Они ушли в комнату. Дверь за ними закрылась. И на балконе осталась только тишина — та самая, которая, наверное, и есть главный свидетель всех разговоров. Главный хранитель всех тайн.
А где-то там, в древнем Шумере, на глиняных табличках, всё так же были записаны законы. И люди, которые их нарушали, всё так же умирали. Или не умирали. Или платили штрафы. Или покупали себе новые дома. Или становились рабами. Или королями. Или никем.
Всё повторялось. И, наверное, будет повторяться всегда.
Пока есть те, кто помнит. Пока есть те, кто готов защищать. Пока есть те, кто сидит на балконе, пьёт чай, ест клубнику и знает, что завтра — новый день. И что он может быть лучше. Или хуже. Или таким же. Но это уже не важно.
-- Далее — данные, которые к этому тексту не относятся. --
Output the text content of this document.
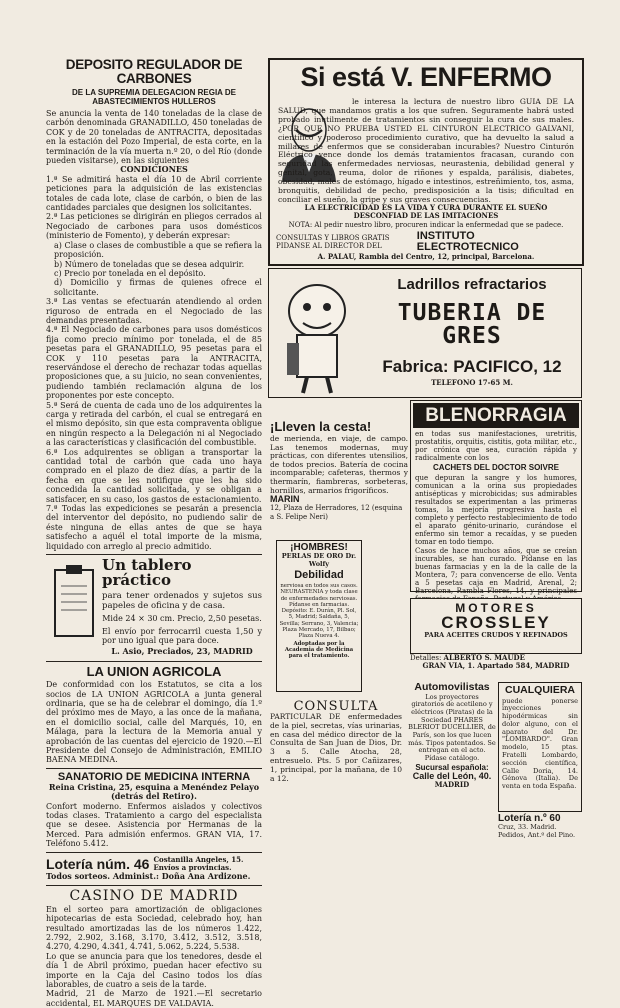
DEPOSITO REGULADOR DE CARBONES

DE LA SUPREMIA DELEGACION REGIA DE ABASTECIMIENTOS HULLEROS

Se anuncia la venta de 140 toneladas de la clase de carbón denominada GRANADILLO, 450 toneladas de COK y de 20 toneladas de ANTRACITA, depositadas en la estación del Pozo Imperial, de esta corte, en la terminación de la vía muerta n.º 20, o del Río (donde pueden visitarse), en las siguientes

CONDICIONES

1.ª Se admitirá hasta el día 10 de Abril corriente peticiones para la adquisición de las existencias totales de cada lote, clase de carbón, o bien de las cantidades parciales que designen los solicitantes.

2.ª Las peticiones se dirigirán en pliegos cerrados al Negociado de carbones para usos domésticos (ministerio de Fomento), y deberán expresar:

a) Clase o clases de combustible a que se refiera la proposición.

b) Número de toneladas que se desea adquirir.

c) Precio por tonelada en el depósito.

d) Domicilio y firmas de quienes ofrece el solicitante.

3.ª Las ventas se efectuarán atendiendo al orden riguroso de entrada en el Negociado de las demandas presentadas.

4.ª El Negociado de carbones para usos domésticos fija como precio mínimo por tonelada, el de 85 pesetas para el GRANADILLO, 95 pesetas para el COK y 110 pesetas para la ANTRACITA, reservándose el derecho de rechazar todas aquellas proposiciones que, a su juicio, no sean convenientes, pudiendo también reclamación alguna de los proponentes por este concepto.

5.ª Será de cuenta de cada uno de los adquirentes la carga y retirada del carbón, el cual se entregará en el mismo depósito, sin que esta compraventa obligue en ningún respecto a la Delegación ni al Negociado a las características y clasificación del combustible.

6.ª Los adquirentes se obligan a transportar la cantidad total de carbón que cada uno haya comprado en el plazo de diez días, a partir de la fecha en que se les notifique que les ha sido concedida la cantidad solicitada, y se obligan a satisfacer, en su caso, los gastos de estacionamiento.

7.ª Todas las expediciones se pesarán a presencia del interventor del depósito, no pudiendo salir de éste ninguna de ellas antes de que se haya satisfecho a aquél el total importe de la misma, liquidado con arreglo al precio admitido.

Un tablero práctico

para tener ordenados y sujetos sus papeles de oficina y de casa.

Mide 24 × 30 cm. Precio, 2,50 pesetas.

El envío por ferrocarril cuesta 1,50 y por uno igual que para doce.

L. Asio, Preciados, 23, MADRID

LA UNION AGRICOLA

De conformidad con los Estatutos, se cita a los socios de LA UNION AGRICOLA a junta general ordinaria, que se ha de celebrar el domingo, día 1.º del próximo mes de Mayo, a las once de la mañana, en el domicilio social, calle del Marqués, 10, en Málaga, para la lectura de la Memoria anual y aprobación de las cuentas del ejercicio de 1920.—El Presidente del Consejo de Administración, EMILIO BAENA MEDINA.

SANATORIO DE MEDICINA INTERNA

Reina Cristina, 25, esquina a Menéndez Pelayo (detrás del Retiro).

Confort moderno. Enfermos aislados y colectivos todas clases. Tratamiento a cargo del especialista que se desee. Asistencia por Hermanas de la Merced. Para admisión enfermos. GRAN VIA, 17. Teléfono 5.412.

Lotería núm. 46 Costanilla Angeles, 15. Envíos a provincias.

Todos sorteos. Administ.: Doña Ana Ardizone.

CASINO DE MADRID

En el sorteo para amortización de obligaciones hipotecarias de esta Sociedad, celebrado hoy, han resultado amortizadas las de los números 1.422, 2.792, 2.902, 3.168, 3.170, 3.412, 3.512, 3.518, 4.270, 4.290, 4.341, 4.741, 5.062, 5.224, 5.538.

Lo que se anuncia para que los tenedores, desde el día 1 de Abril próximo, puedan hacer efectivo su importe en la Caja del Casino todos los días laborables, de cuatro a seis de la tarde.

Madrid, 21 de Marzo de 1921.—El secretario accidental, EL MARQUES DE VALDAVIA.

Si está V. ENFERMO

le interesa la lectura de nuestro libro GUIA DE LA SALUD, que mandamos gratis a los que sufren. Seguramente habrá usted probado inutilmente de tratamientos sin conseguir la cura de sus males. ¿POR QUE NO PRUEBA USTED EL CINTURON ELECTRICO GALVANI, científico y poderoso procedimiento curativo, que ha devuelto la salud a millares de enfermos que se consideraban incurables? Nuestro Cinturón Eléctrico vence donde los demás tratamientos fracasan, curando con seguridad las enfermedades nerviosas, neurastenia, debilidad general y genital, gota, reuma, dolor de riñones y espalda, parálisis, diabetes, obesidad, males de estómago, hígado e intestinos, estreñimiento, tos, asma, bronquitis, debilidad de pecho, predisposición a la tisis; dificultad en conciliar el sueño, la gripe y sus graves consecuencias.

LA ELECTRICIDAD ES LA VIDA Y CURA DURANTE EL SUEÑO

DESCONFIAD DE LAS IMITACIONES

NOTA: Al pedir nuestro libro, procuren indicar la enfermedad que se padece.

CONSULTAS Y LIBROS GRATIS PIDANSE AL DIRECTOR DEL

INSTITUTO ELECTROTECNICO

A. PALAU, Rambla del Centro, 12, principal, Barcelona.

Ladrillos refractarios

TUBERIA DE GRES

Fabrica: PACIFICO, 12

TELEFONO 17-65 M.

¡Lleven la cesta!

de merienda, en viaje, de campo. Las tenemos modernas, muy prácticas, con diferentes utensilios, de todos precios. Batería de cocina incomparable; cafeteras, thermos y thermarín, fiambreras, sorbeteras, hornillos, armarios frigoríficos.

MARIN

12, Plaza de Herradores, 12 (esquina a S. Felipe Neri)

¡HOMBRES!

PERLAS DE ORO Dr. Wolfy

Debilidad

nerviosa en todos sus casos. NEURASTENIA y toda clase de enfermedades nerviosas. Pídanse en farmacias. Depósito: E. Durán, Pl. Sol, 5, Madrid; Saldaña, 5, Sevilla; Serrano, 3, Valencia; Plaza Mercado, 17, Bilbao; Plaza Nueva 4.

Adoptadas por la Academia de Medicina para el tratamiento.

CONSULTA

PARTICULAR DE enfermedades de la piel, secretas, vías urinarias, en casa del médico director de la Consulta de San Juan de Dios, Dr. 3 a 5. Calle Atocha, 28, entresuelo. Pts. 5 por Cañizares, 1, principal, por la mañana, de 10 a 12.

BLENORRAGIA

en todas sus manifestaciones, uretritis, prostatitis, orquitis, cistitis, gota militar, etc., por crónica que sea, curación rápida y radicalmente con los

CACHETS DEL DOCTOR SOIVRE

que depuran la sangre y los humores, comunican a la orina sus propiedades antisépticas y microbicidas; sus admirables resultados se experimentan a las primeras tomas, la mejoría progresiva hasta el completo y perfecto restablecimiento de todo el aparato génito-urinario, curándose el enfermo sin temor a recaídas, y se pueden tomar en todo tiempo.

Casos de hace muchos años, que se creían incurables, se han curado. Pídanse en las buenas farmacias y en la de la calle de la Montera, 7; para convencerse de ello. Venta a 5 pesetas caja en Madrid, Arenal, 2; Barcelona, Rambla Flores, 14, y principales

MOTORES

CROSSLEY

PARA ACEITES CRUDOS Y REFINADOS

Detalles: ALBERTO S. MAUDE

GRAN VIA, 1. Apartado 584, MADRID

Automovilistas

Los proyectores giratorios de acetileno y eléctricos (Piratas) de la Sociedad PHARES BLERIOT DUCELLIER, de París, son los que lucen más. Tipos patentados. Se entregan en el acto. Pídase catálogo.

Sucursal española:

Calle del León, 40.

MADRID

CUALQUIERA

puede ponerse inyecciones hipodérmicas sin dolor alguno, con el aparato del Dr. "LOMBARDO". Gran modelo, 15 ptas. Fratelli Lombardo, sección científica, Calle Doria, 14. Génova (Italia). De venta en toda España.

Lotería n.º 60

Cruz, 33. Madrid. Pedidos, Ant.º del Pino.
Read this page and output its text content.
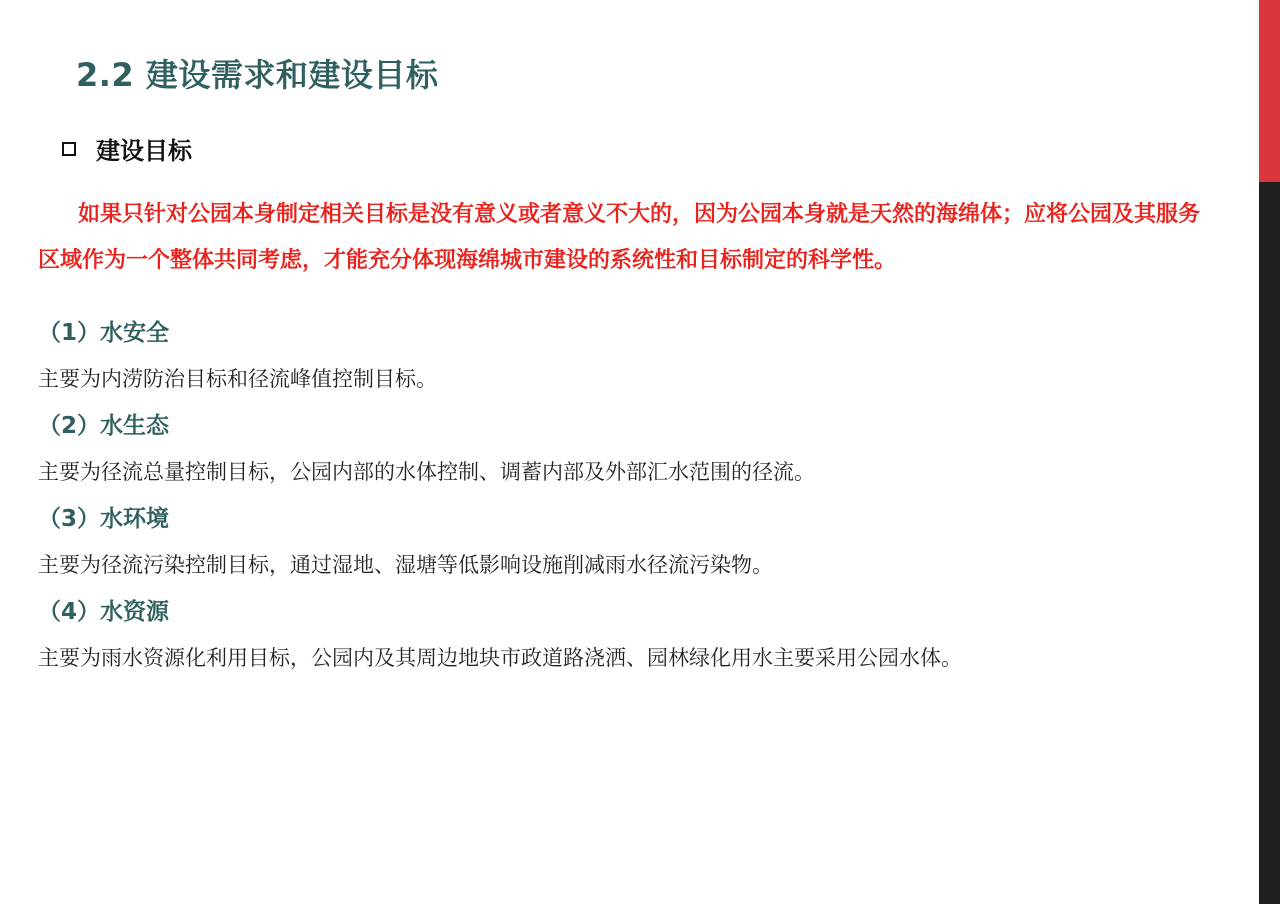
2.2 建设需求和建设目标
建设目标
如果只针对公园本身制定相关目标是没有意义或者意义不大的，因为公园本身就是天然的海绵体；应将公园及其服务区域作为一个整体共同考虑，才能充分体现海绵城市建设的系统性和目标制定的科学性。
（1）水安全
主要为内涝防治目标和径流峰值控制目标。
（2）水生态
主要为径流总量控制目标，公园内部的水体控制、调蓄内部及外部汇水范围的径流。
（3）水环境
主要为径流污染控制目标，通过湿地、湿塘等低影响设施削减雨水径流污染物。
（4）水资源
主要为雨水资源化利用目标，公园内及其周边地块市政道路浇洒、园林绿化用水主要采用公园水体。
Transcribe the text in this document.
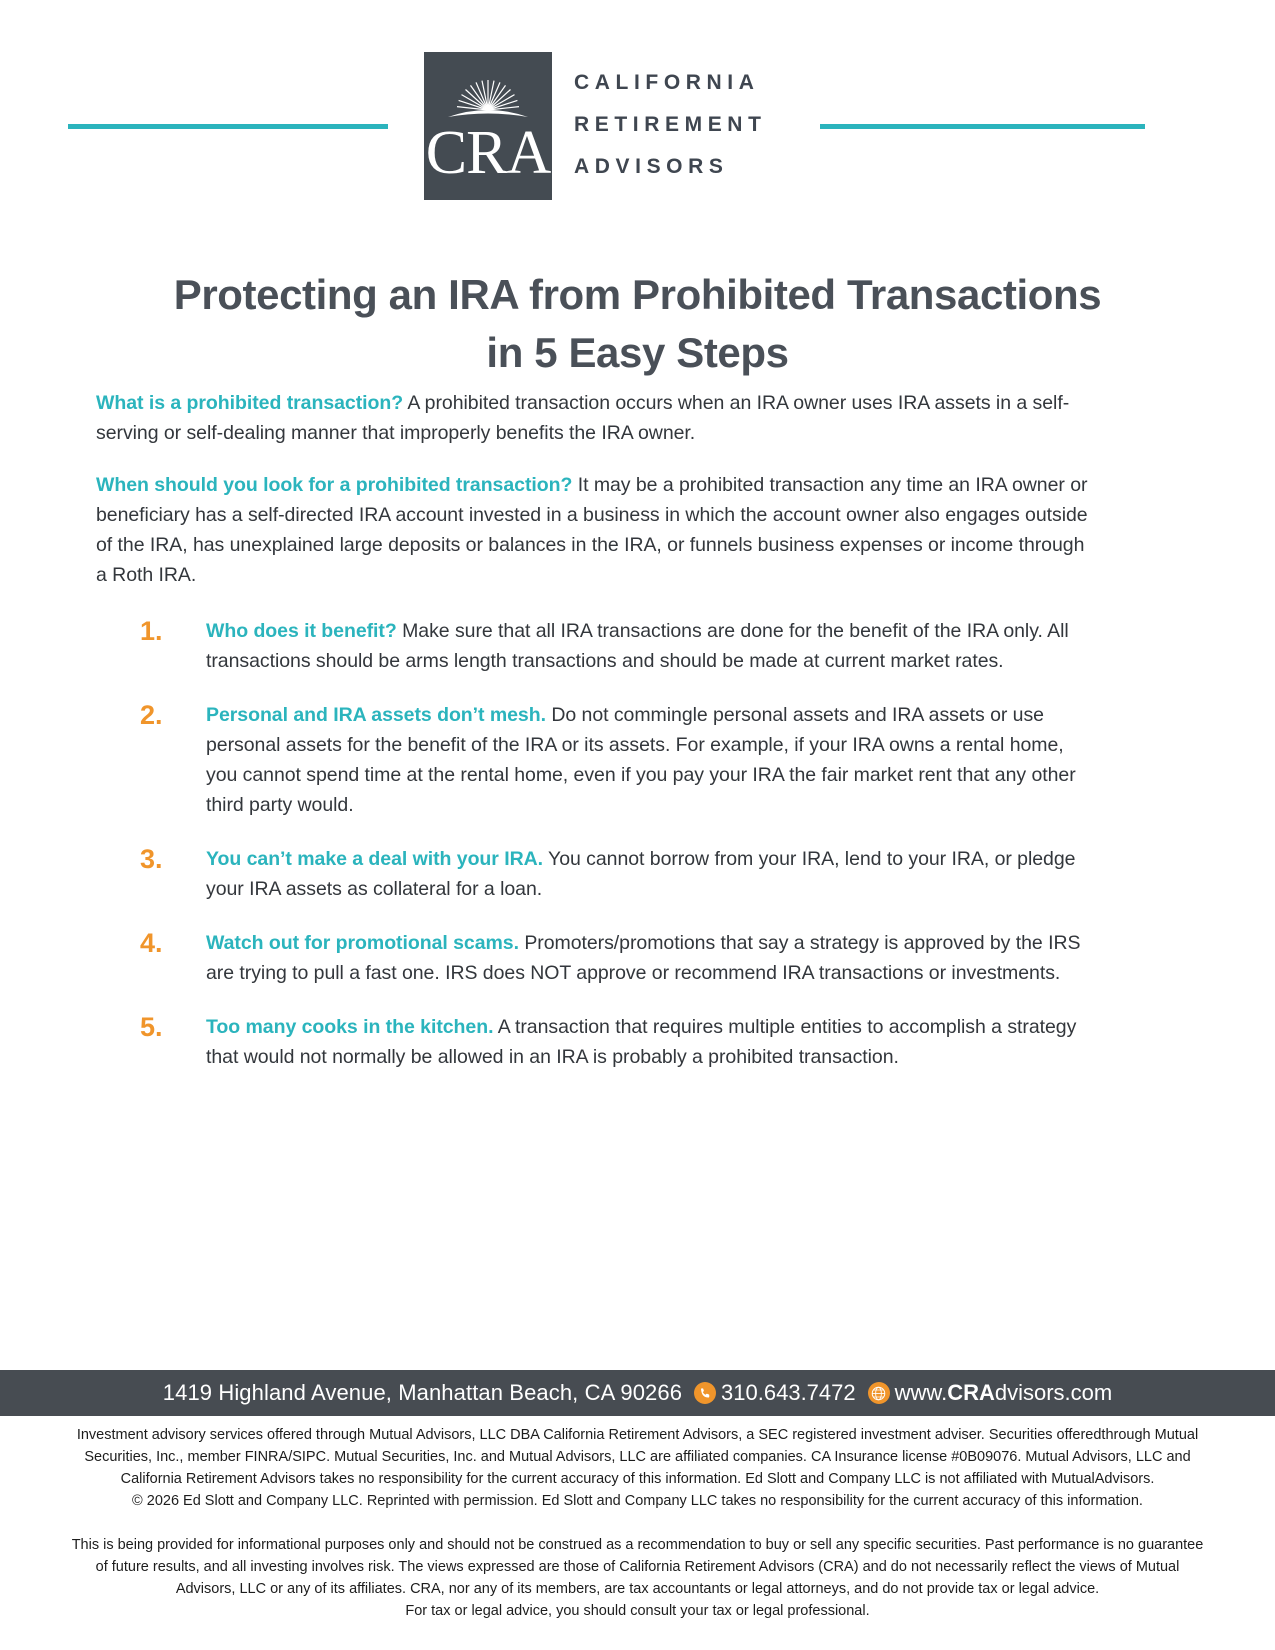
CRA
CALIFORNIA
RETIREMENT
ADVISORS
Protecting an IRA from Prohibited Transactions in 5 Easy Steps

What is a prohibited transaction? A prohibited transaction occurs when an IRA owner uses IRA assets in a self-serving or self-dealing manner that improperly benefits the IRA owner.

When should you look for a prohibited transaction? It may be a prohibited transaction any time an IRA owner or beneficiary has a self-directed IRA account invested in a business in which the account owner also engages outside of the IRA, has unexplained large deposits or balances in the IRA, or funnels business expenses or income through a Roth IRA.

1.	Who does it benefit? Make sure that all IRA transactions are done for the benefit of the IRA only. All transactions should be arms length transactions and should be made at current market rates.
2.	Personal and IRA assets don’t mesh. Do not commingle personal assets and IRA assets or use personal assets for the benefit of the IRA or its assets. For example, if your IRA owns a rental home, you cannot spend time at the rental home, even if you pay your IRA the fair market rent that any other third party would.
3.	You can’t make a deal with your IRA. You cannot borrow from your IRA, lend to your IRA, or pledge your IRA assets as collateral for a loan.
4.	Watch out for promotional scams. Promoters/promotions that say a strategy is approved by the IRS are trying to pull a fast one. IRS does NOT approve or recommend IRA transactions or investments.
5.	Too many cooks in the kitchen. A transaction that requires multiple entities to accomplish a strategy that would not normally be allowed in an IRA is probably a prohibited transaction.
1419 Highland Avenue, Manhattan Beach, CA 90266 310.643.7472 www.CRAdvisors.com

Investment advisory services offered through Mutual Advisors, LLC DBA California Retirement Advisors, a SEC registered investment adviser. Securities offeredthrough Mutual Securities, Inc., member FINRA/SIPC. Mutual Securities, Inc. and Mutual Advisors, LLC are affiliated companies. CA Insurance license #0B09076. Mutual Advisors, LLC and California Retirement Advisors takes no responsibility for the current accuracy of this information. Ed Slott and Company LLC is not affiliated with MutualAdvisors.

© 2026 Ed Slott and Company LLC. Reprinted with permission. Ed Slott and Company LLC takes no responsibility for the current accuracy of this information.

This is being provided for informational purposes only and should not be construed as a recommendation to buy or sell any specific securities. Past performance is no guarantee of future results, and all investing involves risk. The views expressed are those of California Retirement Advisors (CRA) and do not necessarily reflect the views of Mutual Advisors, LLC or any of its affiliates. CRA, nor any of its members, are tax accountants or legal attorneys, and do not provide tax or legal advice.

For tax or legal advice, you should consult your tax or legal professional.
Важно только то, что они есть. Что они вместе. Что они говорят. И что они не молчат.
А это — главное.
Примечания:
(1) перевод с французского:
Жил-был в забытом саду
шиповник, — нет, роза, которая хотела не вянуть.
Но время — этот ремесленник — прошлось по её лицу,
и роза научилась жить без возраста, как ни странно.
Люди говорили: «Нас защитит кодекс» —
но кодекс, как тень, никогда не ответит
тому, кто ночью прячется в страхе,
когда шум сапог заглушает всю нежность, что есть в каждой крыше.
Так проснитесь, вы, кто спит в боязни.
Меч не делает мудрым, он демонстрирует неволю.
Единственная власть — там, в ваших соединённых руках,
в спокойной силе ваших соединённых жизней, их общем ходе.
Не ждите, что ангел придёт стучаться в ворота.
Ангел — это вы. Ограда — вы. Работа
каждого дня, каждой руки, каждой звезды —
это вы ткёте полотно, широта
и долгота которого — ваша. Так танцуйте,
мои друзья, под этим бескрайним сводом.
Звёзды — ваши свидетели. Единственная родина —
не земля, где родился, а та, где бьются за то,
чтобы слабый не умер между прутьями —
между решёткой тени и холода.
А если завтра рассвет окажется слишком тяжёлым —
вспомните этот вечер, этот странный сад,
где страх и надежда взялись за руки,
где маленькая роза научилась больше никогда
не жаловаться. И всё. И пора закрывать окно.
Потому что у розы нет рта, а у сада — ключа.